In the United States, the War on Drugs is a political slogan for a policy disaster that has cost taxpayers at least $500 billion over the past 35 years. In Mexico, it is a brutal and bewildering conflict — a multisided civil war that has taken 3,000 lives this year alone and brought the federal government to a state of near-collapse. Narcotics are now one of the largest sectors of the Mexican economy, twice the size of tourism. Most of the country's drug trade involves transporting contraband from other sources — especially cocaine from Colombia — to satisfy the nearly insatiable demand in the U.S. But Mexico's narcotraficante cartels have also gotten into the production side of the industry, manufacturing 80 percent of the crystal meth sold in America, 14 percent of the heroin and most of the marijuana. What Mexico offers the global narcotics industry is proximity to the largest market on earth.


Of all the perversities of American drug policy, none is greater than the fact that the metaphorical War on Drugs has inflicted an actual war on some of the hemisphere's poorest people.
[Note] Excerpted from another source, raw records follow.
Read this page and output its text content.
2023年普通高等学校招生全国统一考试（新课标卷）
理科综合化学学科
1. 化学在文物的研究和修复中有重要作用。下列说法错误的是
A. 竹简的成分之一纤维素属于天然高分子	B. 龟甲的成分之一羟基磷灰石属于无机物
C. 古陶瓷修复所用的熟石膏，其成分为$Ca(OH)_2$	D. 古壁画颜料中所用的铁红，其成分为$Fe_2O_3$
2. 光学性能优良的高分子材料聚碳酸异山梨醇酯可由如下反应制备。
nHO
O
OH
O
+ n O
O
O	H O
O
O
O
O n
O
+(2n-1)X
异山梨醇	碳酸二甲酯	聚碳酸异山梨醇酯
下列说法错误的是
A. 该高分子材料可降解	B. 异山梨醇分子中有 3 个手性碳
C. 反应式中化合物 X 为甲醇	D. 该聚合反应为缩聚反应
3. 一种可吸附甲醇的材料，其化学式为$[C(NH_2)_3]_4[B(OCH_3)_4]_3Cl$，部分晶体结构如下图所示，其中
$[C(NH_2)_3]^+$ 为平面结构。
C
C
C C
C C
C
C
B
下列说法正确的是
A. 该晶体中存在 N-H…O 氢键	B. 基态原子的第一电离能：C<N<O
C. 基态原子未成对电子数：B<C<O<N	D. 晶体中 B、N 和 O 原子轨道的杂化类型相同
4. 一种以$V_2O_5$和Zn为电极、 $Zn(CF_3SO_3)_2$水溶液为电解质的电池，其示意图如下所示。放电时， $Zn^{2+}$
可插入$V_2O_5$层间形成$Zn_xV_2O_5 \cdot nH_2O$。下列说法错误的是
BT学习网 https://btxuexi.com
The Bush administration's answer to the chaos in Mexico is something called the Mérida Initiative, which was signed into law this summer. The plan will provide $1.6 billion to the Mexican government, much of it for high-caliber weapons, night-vision goggles and air support — the kind of resources that the super-rich drug cartels already have in abundance. "We've had the same policy on drugs since the Nixon administration," says David Shirk, director of the Trans-Border Institute at the University of San Diego. "We ask other countries to fight the war for us. The same thing happened in Colombia. We try to export the problem by asking other countries to not sell us the goods we want to buy. Thousands are dying every year in Mexico for our war."


The full article can be read here.
The war next door.


reply posted on 11-1-2009 @ 03:06 PM by tothetenthpower
reply to post by dalan.



yes your right, technically they should all be legal, but with that said, there would be need for a much improved re-habilitation program, nation wide to combat the problem of addiction.